Since then, telework has saved taxpayers a projected $22.5 million in relinquished office leases, according to government data, and the savings will nearly quadruple to $85 million annually in coming years. Telework also reduces the state’s carbon footprint, benefiting the environment.

Many of our members value the convenience, savings and work-life balance telework provides. They appreciate the state’s accommodations, from state-issued laptops and teleconferencing technology to stipends that help offset home-office expenses. They avoid jammed commutes while burning $6-per-gallon gas. But, above all else, our members have appreciated the implicit trust that they can stay home and still serve Californians.  

But as employers roll out post-pandemic work policies, new state rules replace the flexibility, consistency and good faith with random dictates arbitrarily applied to be in the office a certain number of days without identifying how that serves operational needs or the public. In essence, work-from-home opportunities are becoming a matter of individual departments’ or managers’ predilections, not what is necessarily best for California. 

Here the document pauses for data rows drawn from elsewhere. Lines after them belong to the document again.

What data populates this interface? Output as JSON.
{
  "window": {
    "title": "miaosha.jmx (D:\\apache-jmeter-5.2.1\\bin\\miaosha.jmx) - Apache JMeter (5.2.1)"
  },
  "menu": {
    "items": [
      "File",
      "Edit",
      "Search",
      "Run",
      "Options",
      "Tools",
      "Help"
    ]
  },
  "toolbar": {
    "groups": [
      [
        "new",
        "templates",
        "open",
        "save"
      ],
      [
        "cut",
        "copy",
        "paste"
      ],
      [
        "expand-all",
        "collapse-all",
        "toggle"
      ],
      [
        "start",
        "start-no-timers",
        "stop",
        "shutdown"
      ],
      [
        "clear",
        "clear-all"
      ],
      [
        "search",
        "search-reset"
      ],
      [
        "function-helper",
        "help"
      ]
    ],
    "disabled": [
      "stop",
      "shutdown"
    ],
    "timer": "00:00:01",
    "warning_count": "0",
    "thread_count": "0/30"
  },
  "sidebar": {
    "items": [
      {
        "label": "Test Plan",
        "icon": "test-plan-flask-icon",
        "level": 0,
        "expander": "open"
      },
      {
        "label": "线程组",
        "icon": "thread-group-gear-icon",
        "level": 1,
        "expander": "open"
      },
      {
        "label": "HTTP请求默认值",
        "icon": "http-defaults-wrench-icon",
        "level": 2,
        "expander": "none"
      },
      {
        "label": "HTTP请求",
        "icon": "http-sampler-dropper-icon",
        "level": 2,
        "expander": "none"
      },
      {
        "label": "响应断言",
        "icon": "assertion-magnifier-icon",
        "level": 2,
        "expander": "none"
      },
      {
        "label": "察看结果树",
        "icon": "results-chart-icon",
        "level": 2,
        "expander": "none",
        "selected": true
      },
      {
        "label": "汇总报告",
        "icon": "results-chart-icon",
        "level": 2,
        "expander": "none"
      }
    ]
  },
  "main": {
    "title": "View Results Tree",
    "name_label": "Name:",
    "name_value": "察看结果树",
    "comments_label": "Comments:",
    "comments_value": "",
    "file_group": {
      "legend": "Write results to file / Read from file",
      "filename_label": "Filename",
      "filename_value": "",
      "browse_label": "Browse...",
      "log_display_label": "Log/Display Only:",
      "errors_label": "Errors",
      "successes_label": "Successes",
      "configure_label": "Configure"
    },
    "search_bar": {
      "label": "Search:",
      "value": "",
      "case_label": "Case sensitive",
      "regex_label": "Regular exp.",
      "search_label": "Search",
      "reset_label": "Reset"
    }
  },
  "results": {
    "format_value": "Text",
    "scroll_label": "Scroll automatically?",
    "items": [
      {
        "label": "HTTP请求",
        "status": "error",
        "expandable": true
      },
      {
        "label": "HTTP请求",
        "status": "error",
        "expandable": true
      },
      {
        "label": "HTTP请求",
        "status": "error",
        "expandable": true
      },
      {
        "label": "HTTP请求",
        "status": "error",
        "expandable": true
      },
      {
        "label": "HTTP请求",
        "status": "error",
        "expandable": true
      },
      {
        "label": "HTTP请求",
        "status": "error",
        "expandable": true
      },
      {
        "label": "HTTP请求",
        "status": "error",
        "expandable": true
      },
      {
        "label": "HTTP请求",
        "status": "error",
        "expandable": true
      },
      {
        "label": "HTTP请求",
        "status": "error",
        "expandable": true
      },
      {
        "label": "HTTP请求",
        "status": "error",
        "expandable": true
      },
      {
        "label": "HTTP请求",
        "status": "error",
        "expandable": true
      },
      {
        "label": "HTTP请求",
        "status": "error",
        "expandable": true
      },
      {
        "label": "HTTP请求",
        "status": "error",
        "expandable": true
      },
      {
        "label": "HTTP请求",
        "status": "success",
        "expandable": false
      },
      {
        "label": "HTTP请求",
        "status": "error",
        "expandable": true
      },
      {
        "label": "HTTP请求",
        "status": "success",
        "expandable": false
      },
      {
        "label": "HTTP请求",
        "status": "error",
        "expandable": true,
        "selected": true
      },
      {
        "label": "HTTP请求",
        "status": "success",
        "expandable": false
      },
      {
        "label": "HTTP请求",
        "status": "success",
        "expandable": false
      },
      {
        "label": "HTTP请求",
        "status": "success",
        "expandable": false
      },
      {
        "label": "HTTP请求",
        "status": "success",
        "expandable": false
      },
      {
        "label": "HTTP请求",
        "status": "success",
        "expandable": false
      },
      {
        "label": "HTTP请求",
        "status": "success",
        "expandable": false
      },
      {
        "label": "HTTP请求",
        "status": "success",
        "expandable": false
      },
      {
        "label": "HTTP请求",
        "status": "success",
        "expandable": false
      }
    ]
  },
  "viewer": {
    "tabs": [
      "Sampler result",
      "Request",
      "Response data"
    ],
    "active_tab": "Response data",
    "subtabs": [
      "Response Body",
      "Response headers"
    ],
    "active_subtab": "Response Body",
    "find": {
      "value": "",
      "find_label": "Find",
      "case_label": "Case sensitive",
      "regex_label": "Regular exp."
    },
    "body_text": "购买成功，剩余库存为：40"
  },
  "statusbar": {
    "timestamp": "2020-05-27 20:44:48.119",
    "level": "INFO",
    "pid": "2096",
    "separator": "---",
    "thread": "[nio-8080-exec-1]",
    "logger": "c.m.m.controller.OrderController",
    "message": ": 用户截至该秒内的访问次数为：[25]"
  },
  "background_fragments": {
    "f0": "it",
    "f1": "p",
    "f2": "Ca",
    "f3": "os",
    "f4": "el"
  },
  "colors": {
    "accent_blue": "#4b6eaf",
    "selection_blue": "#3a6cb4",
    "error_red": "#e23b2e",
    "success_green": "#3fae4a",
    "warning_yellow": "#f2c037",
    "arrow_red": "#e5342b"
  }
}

This could well bump up against the Professional Engineers in California Government’s labor agreement with the state, which says, in part, “no employee’s request for telecommuting shall be unreasonably denied.”

There is still time for the state to get it right. Extending two years of cooperation and success should not devolve into a costly labor-management dispute over the unnecessary denial of telework options that serve no department objective or mission.  

Professional Engineers in California Government urges decision-makers at all levels of state government to stay true to the administration’s stated objectives – provide telework opportunities to as many employees as possible to reduce carbon emissions and congestion, save money by downsizing office space, and improve productivity and service to the public.  

After all, the administration’s remote-work goals, the facts and the last two years support a vigorous statewide telework program that trusts public servants to perform. So do Professional Engineers in California Government.